TODO: find a proper classification measure
Create a confusion matrix to show. This is a grid of the predicted values on the horizontal and the true values on the vertical
# creating a confusion matrix
from sklearn.metrics import confusion_matrix
cm = confusion_matrix(y_true, y_pred)
Y_pred ->, y_true /
cm
array([[362, 11, 0, 8, 12, 2, 0], [ 5, 317, 0, 33, 11, 27, 3], [ 6, 8, 0, 356, 5, 18, 4], [ 0, 7, 0, 382, 2, 6, 2], [ 5, 13, 0, 3, 325, 25, 23], [ 3, 3, 0, 3, 5, 381, 3], [ 2, 174, 0, 5, 2, 32, 149]])
You can see that the diagonal has the high numbers, where the prediction was correct.
There are 174 messages where the model predicted hockey but the ground truth was cars. This could easily be where there is crossover with cars and sports.
People are discussing cars in the hockey newsgroup.
Interactive topic model visualization
This is a really good library for visuallising the topics and how the interact with each other. It sits ontop of the model and really pulls a ton of extra information out.

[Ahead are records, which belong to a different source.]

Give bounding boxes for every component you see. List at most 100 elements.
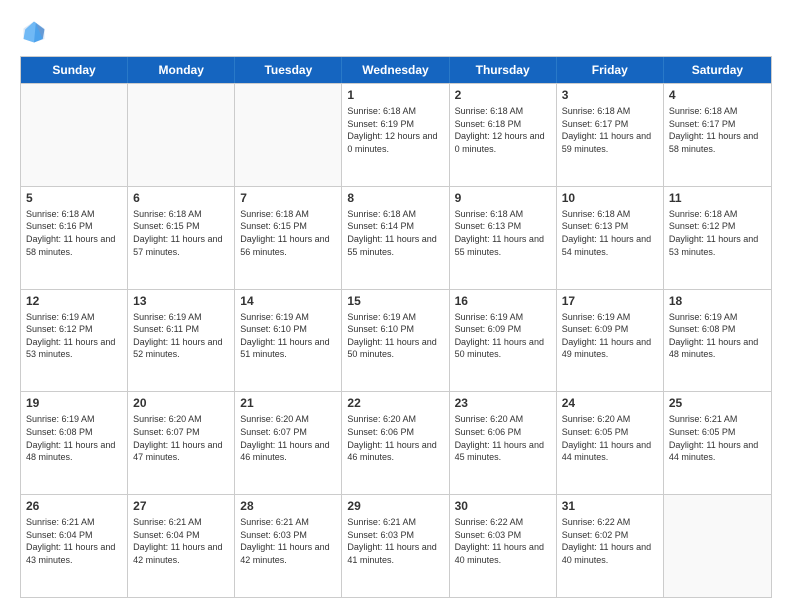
day-number: 9 <box>455 191 551 205</box>
cal-day-2: 2 Sunrise: 6:18 AM Sunset: 6:18 PM Daylig… <box>450 84 557 186</box>
header <box>20 18 772 46</box>
calendar-body: 1 Sunrise: 6:18 AM Sunset: 6:19 PM Daylig… <box>21 83 771 597</box>
cal-day-31: 31 Sunrise: 6:22 AM Sunset: 6:02 PM Dayli… <box>557 495 664 597</box>
day-number: 31 <box>562 499 658 513</box>
cell-info: Sunrise: 6:19 AM Sunset: 6:08 PM Dayligh… <box>26 413 122 463</box>
cal-week-5: 26 Sunrise: 6:21 AM Sunset: 6:04 PM Dayli… <box>21 494 771 597</box>
day-number: 21 <box>240 396 336 410</box>
cell-info: Sunrise: 6:22 AM Sunset: 6:02 PM Dayligh… <box>562 516 658 566</box>
cell-info: Sunrise: 6:18 AM Sunset: 6:17 PM Dayligh… <box>669 105 766 155</box>
cal-day-23: 23 Sunrise: 6:20 AM Sunset: 6:06 PM Dayli… <box>450 392 557 494</box>
day-number: 14 <box>240 294 336 308</box>
cell-info: Sunrise: 6:22 AM Sunset: 6:03 PM Dayligh… <box>455 516 551 566</box>
cal-empty-0-2 <box>235 84 342 186</box>
cell-info: Sunrise: 6:20 AM Sunset: 6:06 PM Dayligh… <box>347 413 443 463</box>
cal-day-28: 28 Sunrise: 6:21 AM Sunset: 6:03 PM Dayli… <box>235 495 342 597</box>
calendar-header-row: SundayMondayTuesdayWednesdayThursdayFrid… <box>21 57 771 83</box>
cell-info: Sunrise: 6:18 AM Sunset: 6:19 PM Dayligh… <box>347 105 443 155</box>
cal-week-3: 12 Sunrise: 6:19 AM Sunset: 6:12 PM Dayli… <box>21 289 771 392</box>
cell-info: Sunrise: 6:21 AM Sunset: 6:03 PM Dayligh… <box>240 516 336 566</box>
cell-info: Sunrise: 6:21 AM Sunset: 6:04 PM Dayligh… <box>133 516 229 566</box>
header-cell-thursday: Thursday <box>450 57 557 83</box>
cal-week-2: 5Sunrise: 6:18 AM Sunset: 6:16 PM Daylig… <box>21 186 771 289</box>
cal-day-6: 6 Sunrise: 6:18 AM Sunset: 6:15 PM Daylig… <box>128 187 235 289</box>
cal-day-16: 16 Sunrise: 6:19 AM Sunset: 6:09 PM Dayli… <box>450 290 557 392</box>
cell-info: Sunrise: 6:18 AM Sunset: 6:13 PM Dayligh… <box>455 208 551 258</box>
cell-info: Sunrise: 6:20 AM Sunset: 6:05 PM Dayligh… <box>562 413 658 463</box>
cell-info: Sunrise: 6:18 AM Sunset: 6:17 PM Dayligh… <box>562 105 658 155</box>
day-number: 3 <box>562 88 658 102</box>
cell-info: Sunrise: 6:21 AM Sunset: 6:03 PM Dayligh… <box>347 516 443 566</box>
day-number: 22 <box>347 396 443 410</box>
day-number: 20 <box>133 396 229 410</box>
header-cell-tuesday: Tuesday <box>235 57 342 83</box>
cal-day-17: 17 Sunrise: 6:19 AM Sunset: 6:09 PM Dayli… <box>557 290 664 392</box>
day-number: 7 <box>240 191 336 205</box>
day-number: 26 <box>26 499 122 513</box>
cell-info: Sunrise: 6:21 AM Sunset: 6:04 PM Dayligh… <box>26 516 122 566</box>
calendar: SundayMondayTuesdayWednesdayThursdayFrid… <box>20 56 772 598</box>
cal-day-8: 8 Sunrise: 6:18 AM Sunset: 6:14 PM Daylig… <box>342 187 449 289</box>
day-number: 16 <box>455 294 551 308</box>
day-number: 30 <box>455 499 551 513</box>
cal-day-9: 9 Sunrise: 6:18 AM Sunset: 6:13 PM Daylig… <box>450 187 557 289</box>
cal-day-11: 11Sunrise: 6:18 AM Sunset: 6:12 PM Dayli… <box>664 187 771 289</box>
cal-day-14: 14 Sunrise: 6:19 AM Sunset: 6:10 PM Dayli… <box>235 290 342 392</box>
cal-day-1: 1 Sunrise: 6:18 AM Sunset: 6:19 PM Daylig… <box>342 84 449 186</box>
logo-icon <box>20 18 48 46</box>
cell-info: Sunrise: 6:18 AM Sunset: 6:12 PM Dayligh… <box>669 208 766 258</box>
cal-day-27: 27 Sunrise: 6:21 AM Sunset: 6:04 PM Dayli… <box>128 495 235 597</box>
cal-day-12: 12 Sunrise: 6:19 AM Sunset: 6:12 PM Dayli… <box>21 290 128 392</box>
day-number: 1 <box>347 88 443 102</box>
cal-day-22: 22 Sunrise: 6:20 AM Sunset: 6:06 PM Dayli… <box>342 392 449 494</box>
cell-info: Sunrise: 6:19 AM Sunset: 6:09 PM Dayligh… <box>562 311 658 361</box>
cell-info: Sunrise: 6:19 AM Sunset: 6:11 PM Dayligh… <box>133 311 229 361</box>
header-cell-friday: Friday <box>557 57 664 83</box>
day-number: 19 <box>26 396 122 410</box>
cal-day-5: 5Sunrise: 6:18 AM Sunset: 6:16 PM Daylig… <box>21 187 128 289</box>
cell-info: Sunrise: 6:18 AM Sunset: 6:16 PM Dayligh… <box>26 208 122 258</box>
header-cell-monday: Monday <box>128 57 235 83</box>
cell-info: Sunrise: 6:18 AM Sunset: 6:15 PM Dayligh… <box>240 208 336 258</box>
cal-day-15: 15Sunrise: 6:19 AM Sunset: 6:10 PM Dayli… <box>342 290 449 392</box>
day-number: 23 <box>455 396 551 410</box>
day-number: 29 <box>347 499 443 513</box>
day-number: 10 <box>562 191 658 205</box>
day-number: 27 <box>133 499 229 513</box>
logo <box>20 18 52 46</box>
day-number: 28 <box>240 499 336 513</box>
cal-day-18: 18Sunrise: 6:19 AM Sunset: 6:08 PM Dayli… <box>664 290 771 392</box>
cell-info: Sunrise: 6:18 AM Sunset: 6:14 PM Dayligh… <box>347 208 443 258</box>
cal-empty-0-0 <box>21 84 128 186</box>
cell-info: Sunrise: 6:18 AM Sunset: 6:18 PM Dayligh… <box>455 105 551 155</box>
cal-empty-0-1 <box>128 84 235 186</box>
day-number: 8 <box>347 191 443 205</box>
day-number: 17 <box>562 294 658 308</box>
cal-day-19: 19 Sunrise: 6:19 AM Sunset: 6:08 PM Dayli… <box>21 392 128 494</box>
cal-week-1: 1 Sunrise: 6:18 AM Sunset: 6:19 PM Daylig… <box>21 83 771 186</box>
cal-day-21: 21Sunrise: 6:20 AM Sunset: 6:07 PM Dayli… <box>235 392 342 494</box>
header-cell-wednesday: Wednesday <box>342 57 449 83</box>
header-cell-saturday: Saturday <box>664 57 771 83</box>
cell-info: Sunrise: 6:19 AM Sunset: 6:12 PM Dayligh… <box>26 311 122 361</box>
day-number: 15 <box>347 294 443 308</box>
day-number: 4 <box>669 88 766 102</box>
cell-info: Sunrise: 6:18 AM Sunset: 6:15 PM Dayligh… <box>133 208 229 258</box>
day-number: 6 <box>133 191 229 205</box>
cell-info: Sunrise: 6:19 AM Sunset: 6:09 PM Dayligh… <box>455 311 551 361</box>
cell-info: Sunrise: 6:19 AM Sunset: 6:08 PM Dayligh… <box>669 311 766 361</box>
cell-info: Sunrise: 6:21 AM Sunset: 6:05 PM Dayligh… <box>669 413 766 463</box>
cell-info: Sunrise: 6:20 AM Sunset: 6:06 PM Dayligh… <box>455 413 551 463</box>
day-number: 2 <box>455 88 551 102</box>
cal-day-24: 24 Sunrise: 6:20 AM Sunset: 6:05 PM Dayli… <box>557 392 664 494</box>
day-number: 12 <box>26 294 122 308</box>
day-number: 24 <box>562 396 658 410</box>
cell-info: Sunrise: 6:19 AM Sunset: 6:10 PM Dayligh… <box>240 311 336 361</box>
cal-day-13: 13Sunrise: 6:19 AM Sunset: 6:11 PM Dayli… <box>128 290 235 392</box>
cal-day-20: 20Sunrise: 6:20 AM Sunset: 6:07 PM Dayli… <box>128 392 235 494</box>
cal-day-25: 25 Sunrise: 6:21 AM Sunset: 6:05 PM Dayli… <box>664 392 771 494</box>
cal-day-3: 3 Sunrise: 6:18 AM Sunset: 6:17 PM Daylig… <box>557 84 664 186</box>
day-number: 25 <box>669 396 766 410</box>
cal-day-29: 29 Sunrise: 6:21 AM Sunset: 6:03 PM Dayli… <box>342 495 449 597</box>
cal-day-4: 4 Sunrise: 6:18 AM Sunset: 6:17 PM Daylig… <box>664 84 771 186</box>
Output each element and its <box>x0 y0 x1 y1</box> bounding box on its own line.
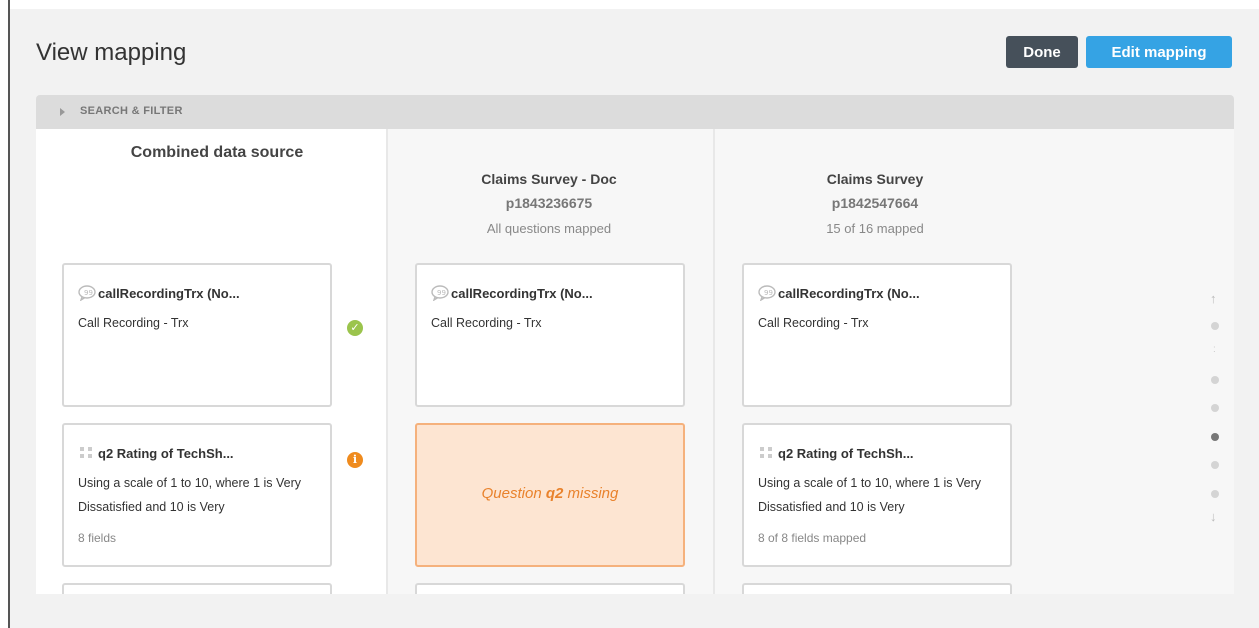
question-title: callRecordingTrx (No... <box>451 286 593 301</box>
info-circle-icon: i <box>347 452 363 468</box>
column-divider <box>386 129 388 594</box>
question-text: Using a scale of 1 to 10, where 1 is Ver… <box>78 476 302 514</box>
grid-icon <box>758 445 776 461</box>
view-mapping-dialog: View mapping Done Edit mapping SEARCH & … <box>10 9 1259 628</box>
pager-dot[interactable] <box>1211 376 1219 384</box>
question-card[interactable] <box>415 583 685 594</box>
done-button[interactable]: Done <box>1006 36 1078 68</box>
check-circle-icon: ✓ <box>347 320 363 336</box>
search-filter-toggle[interactable]: SEARCH & FILTER <box>36 95 1234 129</box>
question-card[interactable]: q2 Rating of TechSh... Using a scale of … <box>742 423 1012 567</box>
question-card[interactable]: 99 callRecordingTrx (No... Call Recordin… <box>415 263 685 407</box>
question-card[interactable] <box>62 583 332 594</box>
question-card[interactable]: 99 callRecordingTrx (No... Call Recordin… <box>742 263 1012 407</box>
column-divider <box>713 129 715 594</box>
pager-dot[interactable] <box>1211 322 1219 330</box>
question-text: Call Recording - Trx <box>431 316 542 330</box>
combined-column-title: Combined data source <box>130 144 304 161</box>
missing-question-id: q2 <box>545 485 564 502</box>
scroll-up-arrow-icon[interactable]: ↑ <box>1210 291 1217 306</box>
pager-dot[interactable] <box>1211 490 1219 498</box>
grid-icon <box>78 445 96 461</box>
source-column-header: Claims Survey - Doc p1843236675 All ques… <box>416 171 682 236</box>
source-title: Claims Survey <box>826 171 924 187</box>
page-title: View mapping <box>36 39 187 66</box>
mapping-content[interactable]: Combined data source Claims Survey - Doc… <box>36 129 1234 594</box>
svg-text:99: 99 <box>437 289 446 297</box>
question-card[interactable] <box>742 583 1012 594</box>
speech-bubble-icon: 99 <box>758 285 776 302</box>
expand-caret-icon <box>60 108 65 116</box>
missing-prefix: Question <box>481 485 546 502</box>
missing-question-text: Question q2 missing <box>417 485 683 502</box>
source-mapping-status: All questions mapped <box>486 221 612 236</box>
speech-bubble-icon: 99 <box>78 285 96 302</box>
pager-ellipsis-icon: : <box>1213 344 1216 355</box>
pager-dot[interactable] <box>1211 404 1219 412</box>
pager-dot-active[interactable] <box>1211 433 1219 441</box>
question-title: callRecordingTrx (No... <box>778 286 920 301</box>
fields-mapped-count: 8 of 8 fields mapped <box>758 531 867 545</box>
source-column-header: Claims Survey p1842547664 15 of 16 mappe… <box>742 171 1008 236</box>
question-text: Call Recording - Trx <box>758 316 869 330</box>
question-title: q2 Rating of TechSh... <box>778 446 914 461</box>
question-text: Using a scale of 1 to 10, where 1 is Ver… <box>758 476 982 514</box>
question-title: callRecordingTrx (No... <box>98 286 240 301</box>
missing-suffix: missing <box>563 485 619 502</box>
field-count: 8 fields <box>78 531 117 545</box>
question-card[interactable]: q2 Rating of TechSh... Using a scale of … <box>62 423 332 567</box>
edit-mapping-button[interactable]: Edit mapping <box>1086 36 1232 68</box>
question-text: Call Recording - Trx <box>78 316 189 330</box>
speech-bubble-icon: 99 <box>431 285 449 302</box>
source-mapping-status: 15 of 16 mapped <box>826 221 924 236</box>
missing-question-card[interactable]: Question q2 missing <box>415 423 685 567</box>
svg-text:99: 99 <box>764 289 773 297</box>
scroll-down-arrow-icon[interactable]: ↓ <box>1210 509 1217 524</box>
svg-text:99: 99 <box>84 289 93 297</box>
search-filter-label: SEARCH & FILTER <box>80 105 183 117</box>
question-card[interactable]: 99 callRecordingTrx (No... Call Recordin… <box>62 263 332 407</box>
pager-dot[interactable] <box>1211 461 1219 469</box>
source-id: p1843236675 <box>505 195 593 211</box>
question-title: q2 Rating of TechSh... <box>98 446 234 461</box>
source-id: p1842547664 <box>831 195 919 211</box>
source-title: Claims Survey - Doc <box>481 171 617 187</box>
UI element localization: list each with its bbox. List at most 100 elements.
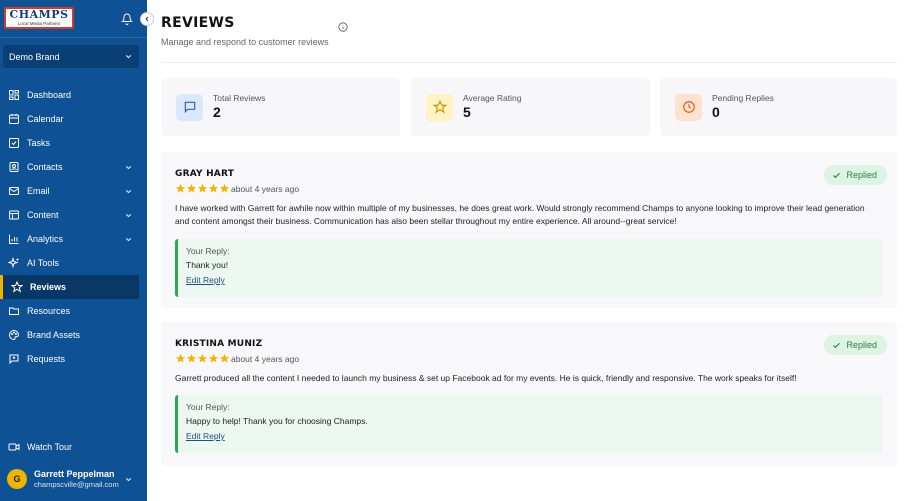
video-icon — [8, 443, 20, 451]
stat-card-total-reviews: Total Reviews 2 — [161, 78, 400, 136]
star-filled-icon — [208, 353, 219, 363]
reviewer-name: KRISTINA MUNIZ — [175, 339, 263, 349]
chevron-down-icon — [125, 189, 132, 193]
review-text: Garrett produced all the content I neede… — [175, 373, 797, 383]
star-outline-icon — [432, 100, 447, 114]
brand-selector-value: Demo Brand — [9, 51, 60, 62]
star-rating — [175, 353, 230, 364]
sidebar-item-analytics[interactable]: Analytics — [0, 227, 147, 251]
review-time: about 4 years ago — [231, 354, 300, 364]
stat-icon-box — [426, 93, 453, 121]
sidebar-item-content[interactable]: Content — [0, 203, 147, 227]
stat-value: 2 — [213, 104, 221, 120]
resources-icon — [9, 307, 19, 315]
sidebar: CHAMPS Local Media Partners Demo Brand D… — [0, 0, 154, 501]
sidebar-item-label: Tasks — [27, 138, 51, 148]
sidebar-nav: Dashboard Calendar Tasks Contacts Email … — [0, 83, 147, 371]
page-subtitle: Manage and respond to customer reviews — [161, 37, 329, 47]
reply-box: Your Reply: Happy to help! Thank you for… — [175, 395, 883, 453]
sidebar-item-reviews[interactable]: Reviews — [0, 275, 139, 299]
reviewer-name: GRAY HART — [175, 169, 235, 179]
stat-text: Average Rating 5 — [463, 93, 521, 121]
sidebar-item-requests[interactable]: Requests — [0, 347, 147, 371]
logo-row: CHAMPS Local Media Partners — [0, 0, 147, 38]
reply-text: Thank you! — [186, 260, 229, 270]
stat-value: 0 — [712, 104, 720, 120]
contacts-icon — [9, 162, 19, 172]
logo-title: CHAMPS — [9, 8, 69, 21]
stat-label: Total Reviews — [213, 93, 266, 103]
chevron-down-icon — [125, 477, 131, 481]
logo-tagline: Local Media Partners — [17, 21, 61, 26]
stat-text: Total Reviews 2 — [213, 93, 265, 121]
sidebar-item-tasks[interactable]: Tasks — [0, 131, 147, 155]
stat-text: Pending Replies 0 — [712, 93, 774, 121]
email-icon — [9, 187, 19, 195]
stat-icon-box — [675, 93, 702, 121]
brand-selector[interactable]: Demo Brand — [3, 45, 139, 68]
star-filled-icon — [208, 183, 219, 193]
review-card: KRISTINA MUNIZ about 4 years ago Replied… — [161, 322, 897, 466]
reply-box: Your Reply: Thank you! Edit Reply — [175, 239, 883, 297]
info-icon[interactable] — [338, 22, 348, 32]
page-title: REVIEWS — [161, 15, 235, 31]
star-filled-icon — [175, 353, 186, 363]
sidebar-item-label: Analytics — [27, 234, 64, 244]
requests-icon — [9, 354, 19, 365]
stat-label: Average Rating — [463, 93, 522, 103]
star-filled-icon — [175, 183, 186, 193]
stat-value: 5 — [463, 104, 471, 120]
sidebar-item-label: Requests — [27, 354, 66, 364]
status-label: Replied — [846, 340, 877, 350]
reply-text: Happy to help! Thank you for choosing Ch… — [186, 416, 368, 426]
sidebar-item-label: Resources — [27, 306, 71, 316]
sidebar-item-label: Reviews — [30, 282, 67, 292]
collapse-sidebar-button[interactable] — [140, 12, 154, 26]
sidebar-item-label: Dashboard — [27, 90, 72, 100]
user-menu[interactable]: G Garrett Peppelman champscville@gmail.c… — [0, 463, 147, 495]
sidebar-item-dashboard[interactable]: Dashboard — [0, 83, 147, 107]
sidebar-item-label: Calendar — [27, 114, 64, 124]
star-rating — [175, 183, 230, 194]
sidebar-item-calendar[interactable]: Calendar — [0, 107, 147, 131]
champs-logo[interactable]: CHAMPS Local Media Partners — [4, 7, 74, 29]
user-email: champscville@gmail.com — [34, 479, 119, 489]
sidebar-item-label: AI Tools — [27, 258, 59, 268]
status-badge: Replied — [824, 335, 887, 355]
review-text: I have worked with Garrett for awhile no… — [175, 203, 865, 226]
sidebar-item-resources[interactable]: Resources — [0, 299, 147, 323]
sidebar-item-email[interactable]: Email — [0, 179, 147, 203]
palette-icon — [9, 329, 20, 341]
star-filled-icon — [219, 353, 230, 363]
divider — [161, 62, 897, 63]
reply-label: Your Reply: — [186, 402, 230, 412]
sidebar-item-label: Contacts — [27, 162, 63, 172]
stat-card-pending-replies: Pending Replies 0 — [660, 78, 897, 136]
content-icon — [9, 210, 19, 220]
chat-icon — [184, 101, 195, 114]
clock-icon — [682, 101, 695, 113]
stat-card-average-rating: Average Rating 5 — [411, 78, 650, 136]
main-content: REVIEWS Manage and respond to customer r… — [147, 0, 907, 501]
edit-reply-link[interactable]: Edit Reply — [186, 275, 225, 285]
sidebar-item-ai-tools[interactable]: AI Tools — [0, 251, 147, 275]
status-label: Replied — [846, 170, 877, 180]
chevron-left-icon — [145, 16, 149, 22]
watch-tour-button[interactable]: Watch Tour — [0, 435, 147, 459]
sidebar-item-label: Brand Assets — [27, 330, 81, 340]
star-icon — [11, 281, 23, 293]
user-info: Garrett Peppelman champscville@gmail.com — [34, 469, 119, 490]
sidebar-item-label: Email — [27, 186, 50, 196]
sidebar-item-contacts[interactable]: Contacts — [0, 155, 147, 179]
stat-label: Pending Replies — [712, 93, 774, 103]
star-filled-icon — [219, 183, 230, 193]
edit-reply-link[interactable]: Edit Reply — [186, 431, 225, 441]
bell-icon[interactable] — [121, 13, 133, 25]
watch-tour-label: Watch Tour — [27, 442, 73, 452]
check-icon — [833, 342, 841, 348]
watch-tour-section: Watch Tour — [0, 435, 147, 459]
tasks-icon — [9, 138, 19, 148]
sidebar-item-brand-assets[interactable]: Brand Assets — [0, 323, 147, 347]
check-icon — [833, 172, 841, 178]
review-time: about 4 years ago — [231, 184, 300, 194]
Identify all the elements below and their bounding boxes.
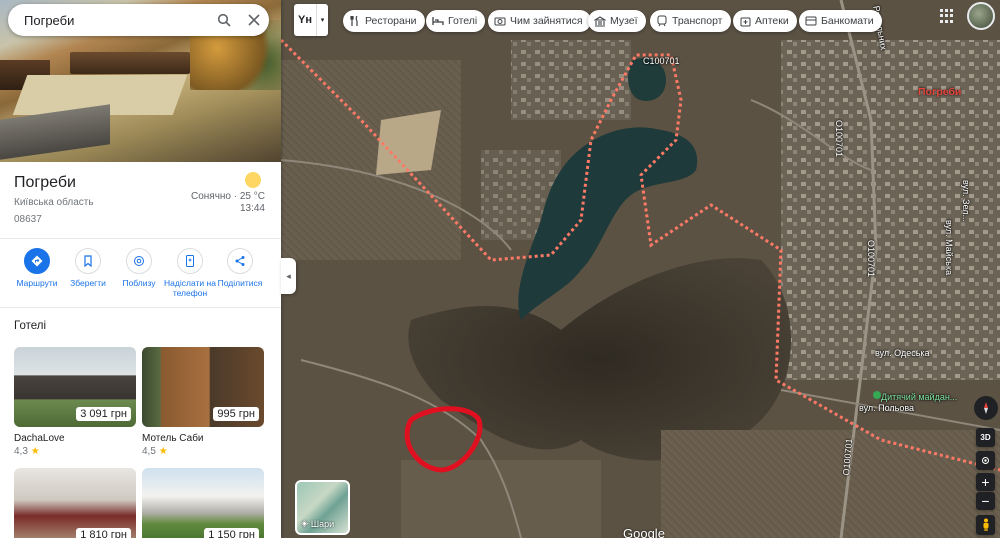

Note that running it freezes the python kernel as it launches a web server. (I've attached a screenshot)
# import pyLDAvis.gensim
# pyLDAvis.enable_notebook()
# prepared = pyLDAvis.gensim.prepare(lda_model, bow_corpus, dictionary)
# pyLDAvis.show(prepared)
This definately needs some tuning which I'll pick up in the future. Places for tuning are
Ultimately this is a multi class classification problem and I would expect to get better results using supervised learning algorithms. I was discussing this with someone and they mentioned using bigrams to handle the context that gets lost when using a bag of words. I would like to look into this, I thought about it later on and I'm hoping that using bigrams will give a sort of chain that the model can pick up on. i.e. Now we have A, B, C. With Bigrams we would have A, B, C and AB and BC, which give a sort of gives a relationship from A to C. I'm not sure if the model will pick that relationship up but bigrams will definately add a stronger signal for the model.